Shaun’s inspiration manages to save Artie’s life, but it prompts Dr. Nakano to quit his job as a surgeon. Dr. Andrews is surprised by that decision but supports it, and he tells Shaun that he’s going to have a drink with his old mentor because no one’s meant to shoulder loss alone. When Shaun asks why Dr. Andrews is the right person to spend the evening with Dr. Nakano, he explains, “Because we love the same thing, and he knows no one would understand what he’s lost more than I would.” And that hits closer to home for Shaun than Andrews can imagine.
Shaun goes home, and Lea is a bit of a mess. She babbles on about mugs she should be washing, and fruit flies near the drain. Shaun silently walks up to her and puts his hands on her shoulders, prompting her to stop and look at him. She’s still on about it being her fault if they get bugs, but Shaun can tell that she’s teary and vulnerable, and he just takes her into his arms and holds her.
I love this scene so much, and I have a lump in my throat. It’s so tender and raw, and Shaun is such a champion here. As much as he can be oblivious to other people’s feelings, he is so in tune with Lea. He can read her cues and act on them, he comforts her that exact moment she needs it.

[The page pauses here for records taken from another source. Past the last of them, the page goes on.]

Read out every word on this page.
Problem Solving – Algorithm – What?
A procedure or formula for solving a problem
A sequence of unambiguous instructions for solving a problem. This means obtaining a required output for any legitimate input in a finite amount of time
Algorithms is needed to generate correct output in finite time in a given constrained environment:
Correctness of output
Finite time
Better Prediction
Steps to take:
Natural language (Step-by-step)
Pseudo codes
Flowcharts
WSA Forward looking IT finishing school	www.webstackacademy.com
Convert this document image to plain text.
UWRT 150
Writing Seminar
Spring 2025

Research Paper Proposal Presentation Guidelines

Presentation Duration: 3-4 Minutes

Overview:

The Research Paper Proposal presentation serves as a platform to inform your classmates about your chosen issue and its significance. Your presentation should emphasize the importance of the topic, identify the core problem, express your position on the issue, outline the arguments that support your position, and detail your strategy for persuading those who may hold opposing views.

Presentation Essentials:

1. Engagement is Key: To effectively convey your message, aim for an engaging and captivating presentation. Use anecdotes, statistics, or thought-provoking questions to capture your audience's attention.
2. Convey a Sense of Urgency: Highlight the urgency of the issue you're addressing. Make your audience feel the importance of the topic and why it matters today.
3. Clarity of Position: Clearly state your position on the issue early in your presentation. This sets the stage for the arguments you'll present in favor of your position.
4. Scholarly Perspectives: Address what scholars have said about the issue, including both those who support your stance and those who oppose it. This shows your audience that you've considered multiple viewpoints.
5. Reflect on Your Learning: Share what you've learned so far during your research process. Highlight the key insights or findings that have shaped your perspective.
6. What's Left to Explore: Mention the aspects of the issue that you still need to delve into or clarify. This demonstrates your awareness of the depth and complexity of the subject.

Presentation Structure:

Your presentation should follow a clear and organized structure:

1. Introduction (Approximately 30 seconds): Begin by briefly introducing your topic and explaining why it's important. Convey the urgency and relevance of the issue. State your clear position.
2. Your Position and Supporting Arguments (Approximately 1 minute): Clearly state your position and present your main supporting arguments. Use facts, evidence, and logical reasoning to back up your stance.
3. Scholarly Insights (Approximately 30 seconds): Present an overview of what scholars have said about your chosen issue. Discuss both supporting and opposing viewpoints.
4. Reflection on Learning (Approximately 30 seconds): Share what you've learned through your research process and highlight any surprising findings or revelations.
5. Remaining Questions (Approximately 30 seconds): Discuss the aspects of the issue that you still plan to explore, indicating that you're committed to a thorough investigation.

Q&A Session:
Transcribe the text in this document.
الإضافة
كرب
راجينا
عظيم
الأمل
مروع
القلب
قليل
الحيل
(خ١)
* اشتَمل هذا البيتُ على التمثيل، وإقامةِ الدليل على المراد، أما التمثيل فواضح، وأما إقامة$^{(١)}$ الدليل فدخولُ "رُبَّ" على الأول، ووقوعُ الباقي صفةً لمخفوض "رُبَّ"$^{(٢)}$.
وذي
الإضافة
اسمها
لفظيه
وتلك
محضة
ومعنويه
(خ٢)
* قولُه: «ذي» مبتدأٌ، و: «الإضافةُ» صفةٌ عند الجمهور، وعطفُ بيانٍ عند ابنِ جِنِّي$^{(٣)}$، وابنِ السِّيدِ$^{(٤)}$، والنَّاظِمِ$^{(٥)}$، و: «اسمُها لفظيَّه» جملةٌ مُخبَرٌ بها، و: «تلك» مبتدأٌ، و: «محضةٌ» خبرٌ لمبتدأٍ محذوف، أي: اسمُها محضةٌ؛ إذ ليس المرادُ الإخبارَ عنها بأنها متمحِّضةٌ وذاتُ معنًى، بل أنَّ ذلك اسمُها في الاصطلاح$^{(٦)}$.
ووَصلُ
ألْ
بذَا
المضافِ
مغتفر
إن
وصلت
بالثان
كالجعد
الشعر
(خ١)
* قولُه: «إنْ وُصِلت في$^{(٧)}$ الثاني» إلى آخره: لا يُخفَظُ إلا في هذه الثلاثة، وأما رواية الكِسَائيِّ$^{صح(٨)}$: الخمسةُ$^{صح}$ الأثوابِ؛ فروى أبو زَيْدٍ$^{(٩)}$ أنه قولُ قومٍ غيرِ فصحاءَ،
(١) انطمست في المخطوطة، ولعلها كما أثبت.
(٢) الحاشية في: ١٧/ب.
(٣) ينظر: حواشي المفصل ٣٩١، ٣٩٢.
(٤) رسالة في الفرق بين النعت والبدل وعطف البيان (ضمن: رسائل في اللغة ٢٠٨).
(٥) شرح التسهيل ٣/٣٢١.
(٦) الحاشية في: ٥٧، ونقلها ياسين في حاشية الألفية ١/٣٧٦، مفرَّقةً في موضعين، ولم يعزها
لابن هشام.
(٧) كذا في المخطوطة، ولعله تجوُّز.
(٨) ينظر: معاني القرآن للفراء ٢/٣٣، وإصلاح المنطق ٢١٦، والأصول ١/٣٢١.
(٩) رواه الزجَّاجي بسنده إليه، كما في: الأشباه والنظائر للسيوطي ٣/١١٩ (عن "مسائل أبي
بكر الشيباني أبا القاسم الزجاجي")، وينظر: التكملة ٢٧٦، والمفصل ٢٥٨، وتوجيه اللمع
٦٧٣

That’s a pretty huge thing for him. And it all happens silently. Look at how far he’s come. I’m vicariously proud.
Marcus sits down with his old mentor in his office over coffee. He defends Shaun, saying he’s going through some personal stuff, which is why he didn’t fire him. Because Nakano didn’t fire Marcus either when he was in a similar position in his old residency days.
They share a story about why Nakano supported Marcus as a resident and not his clearly more adept competitor. Turns out the other guy is more of a paper pusher, while Marcus was the born surgeon. If you want to read between the lines, then that means Marcus is supporting Shaun because he values him as a surgeon worthy of his support. I choose to believe that’s the case.
Claire is one of the residents treating the senator, and it turns out that Senator Clark was the commencement speaker at Claire’s high school graduation. Claire clearly remembers the inspiring speech that Clark gave about a little girl who overcame a disability and made her way in life, which prompted Claire to pursue a challenging career. But turns out the story is actually bogus and made up by Clark’s campaign manager as a promotional stunt. Makes you realise just how much of a fraud some people are in order to get somewhere in life. And maybe also that politics can be cut-throat and ruthless.